We felt bad about our apparent lack of preparation, at least until we began to watch the other group's practice runs. So many technical problems occurred that it was beginning to become embarrassing. Our cohort is by far the largest remote cohort that Makers Academy has ever run, and it appeared that the live broadcasting setup wasn't going to accommodate all of us without problems. The issues, including failed screen shares and missing audio, were so frequent that Sam even considered cancelling the live broadcast and uploading pre-recorded videos instead.
Time to record
As soon as Sam mentioned pre-recorded video our group sprang into action. There was no way that we were going to risk looking this unprepared if there was another option. We decided to drop out of watching the rest of the practice sessions to spend the remaining time before the live event recording our entire presentation ahead of time. We didn't care whether the other groups wanted to risk performing live or not, we'd seen enough of what can and probably will go wrong, and we didn't want to look stupid.

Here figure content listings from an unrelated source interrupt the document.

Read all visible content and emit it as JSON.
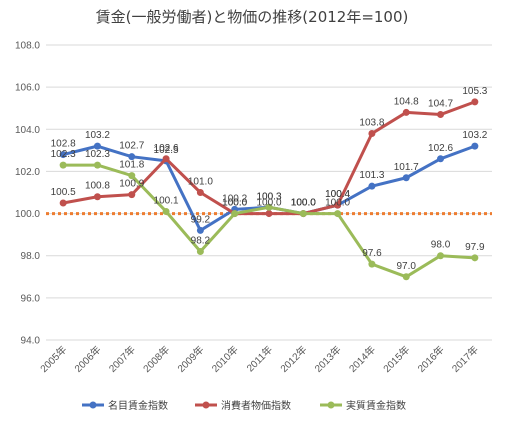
{
  "chart_data": {
    "type": "line",
    "title": "賃金(一般労働者)と物価の推移(2012年=100)",
    "categories": [
      "2005年",
      "2006年",
      "2007年",
      "2008年",
      "2009年",
      "2010年",
      "2011年",
      "2012年",
      "2013年",
      "2014年",
      "2015年",
      "2016年",
      "2017年"
    ],
    "ylim": [
      94.0,
      108.0
    ],
    "yticks": [
      "94.0",
      "96.0",
      "98.0",
      "100.0",
      "102.0",
      "104.0",
      "106.0",
      "108.0"
    ],
    "reference_line": 100.0,
    "grid": true,
    "legend_position": "bottom",
    "series": [
      {
        "name": "名目賃金指数",
        "color": "#4472C4",
        "values": [
          102.8,
          103.2,
          102.7,
          102.5,
          99.2,
          100.2,
          100.3,
          100.0,
          100.4,
          101.3,
          101.7,
          102.6,
          103.2
        ]
      },
      {
        "name": "消費者物価指数",
        "color": "#C0504D",
        "values": [
          100.5,
          100.8,
          100.9,
          102.6,
          101.0,
          100.0,
          100.0,
          100.0,
          100.4,
          103.8,
          104.8,
          104.7,
          105.3
        ]
      },
      {
        "name": "実質賃金指数",
        "color": "#9BBB59",
        "values": [
          102.3,
          102.3,
          101.8,
          100.1,
          98.2,
          100.0,
          100.3,
          100.0,
          100.0,
          97.6,
          97.0,
          98.0,
          97.9
        ]
      }
    ],
    "reference_color": "#ED7D31"
  }
}
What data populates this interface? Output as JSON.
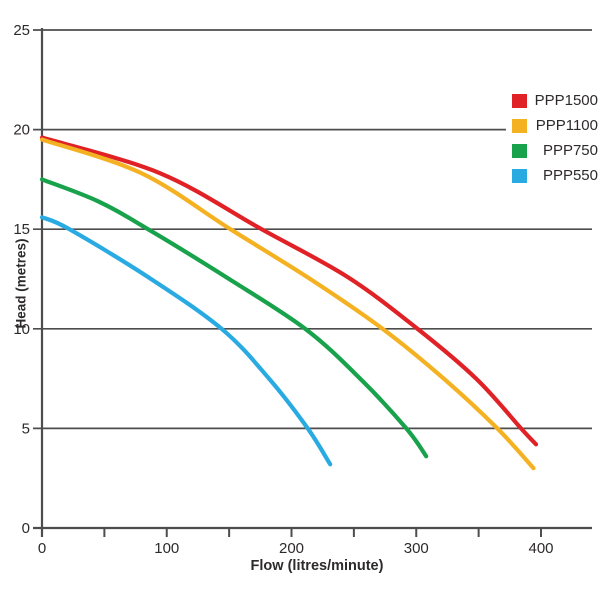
{
  "axes": {
    "x_label": "Flow (litres/minute)",
    "y_label": "Head (metres)",
    "x_tick_values": [
      0,
      100,
      200,
      300,
      400
    ],
    "x_tick_labels": [
      "0",
      "100",
      "200",
      "300",
      "400"
    ],
    "x_minor_tick_values": [
      50,
      150,
      250,
      350
    ],
    "y_tick_values": [
      0,
      5,
      10,
      15,
      20,
      25
    ],
    "y_tick_labels": [
      "0",
      "5",
      "10",
      "15",
      "20",
      "25"
    ],
    "axis_color": "#4d4d4d",
    "text_color": "#2d2a2b"
  },
  "legend": {
    "items": [
      {
        "label": "PPP1500",
        "color": "#e02227"
      },
      {
        "label": "PPP1100",
        "color": "#f4b223"
      },
      {
        "label": "PPP750",
        "color": "#17a24b"
      },
      {
        "label": "PPP550",
        "color": "#29abe2"
      }
    ]
  },
  "chart_data": {
    "type": "line",
    "title": "",
    "xlabel": "Flow (litres/minute)",
    "ylabel": "Head (metres)",
    "xlim": [
      0,
      440
    ],
    "ylim": [
      0,
      25
    ],
    "grid": "horizontal gridlines at every y tick",
    "legend_position": "top-right",
    "series": [
      {
        "name": "PPP1500",
        "color": "#e02227",
        "points": [
          [
            0,
            19.6
          ],
          [
            95,
            17.8
          ],
          [
            176,
            15
          ],
          [
            245,
            12.6
          ],
          [
            301,
            10
          ],
          [
            348,
            7.5
          ],
          [
            384,
            5
          ],
          [
            396,
            4.2
          ]
        ]
      },
      {
        "name": "PPP1100",
        "color": "#f4b223",
        "points": [
          [
            0,
            19.5
          ],
          [
            80,
            17.8
          ],
          [
            151,
            15
          ],
          [
            215,
            12.5
          ],
          [
            273,
            10
          ],
          [
            322,
            7.5
          ],
          [
            365,
            5
          ],
          [
            394,
            3.0
          ]
        ]
      },
      {
        "name": "PPP750",
        "color": "#17a24b",
        "points": [
          [
            0,
            17.5
          ],
          [
            45,
            16.4
          ],
          [
            85,
            15
          ],
          [
            150,
            12.5
          ],
          [
            211,
            10
          ],
          [
            255,
            7.5
          ],
          [
            292,
            5
          ],
          [
            308,
            3.6
          ]
        ]
      },
      {
        "name": "PPP550",
        "color": "#29abe2",
        "points": [
          [
            0,
            15.6
          ],
          [
            22,
            15
          ],
          [
            85,
            12.6
          ],
          [
            144,
            10
          ],
          [
            182,
            7.5
          ],
          [
            213,
            5
          ],
          [
            231,
            3.2
          ]
        ]
      }
    ]
  }
}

After a handful of takes we managed to produce a full recorded run through of our presentation with minimal mistakes, and figured that it was just about as good as we could make it with the little time remaining. When the real live broadcast began and we were called upon to present first, we simply needed to play our recording. Pre-recording our presentation in this way did minimise our concerns leading up to the event, but it also brought with it a new set of concerns. For a series of reasons which are too boring to explain we had to play back the video on the machine of the group member who had the worst internet connection of the three of us by quite some way, so throughout the presentation we watched in the hope that the internet connection would hold up until the video had finished playing.
Thankfully it did, our presentation went well, and surprisingly so did all of the other group's presentations, and aside from a handful of small human error mistakes like people forgetting their lines or talking over each other, the event ran without a hitch for everybody. Once our video had played we were able to sit back and enjoy the rest of the event, and after focusing only on our our small group for the past two weeks it was great to see what the rest of our cohort had been up to during the final project. Every group managed to present a professionally built MVP, and we were pleased to see that our project held up well against the others, considering our smaller group size. Given a little more time every project that was presented could have been turned into a polished product capable of serving a large audience, and for a group of people who knew almost nothing about coding only a few months ago, I think that's pretty amazing.
Now that the presentations have finished we're all officially Makers Academy graduates. The main learning content of the course is now complete, and all that remains is hiring week, which at this point in time I don't know much about.
As for this weekend, tomorrow, April 2nd, will be my first day off since January 17th. I have a cinema trip and a meal planned with my wife, and I'm not entirely sure if I can remember how to function without a laptop in front of me. After such an intensive course it's going to be an interesting challenge adjusting back to normal life.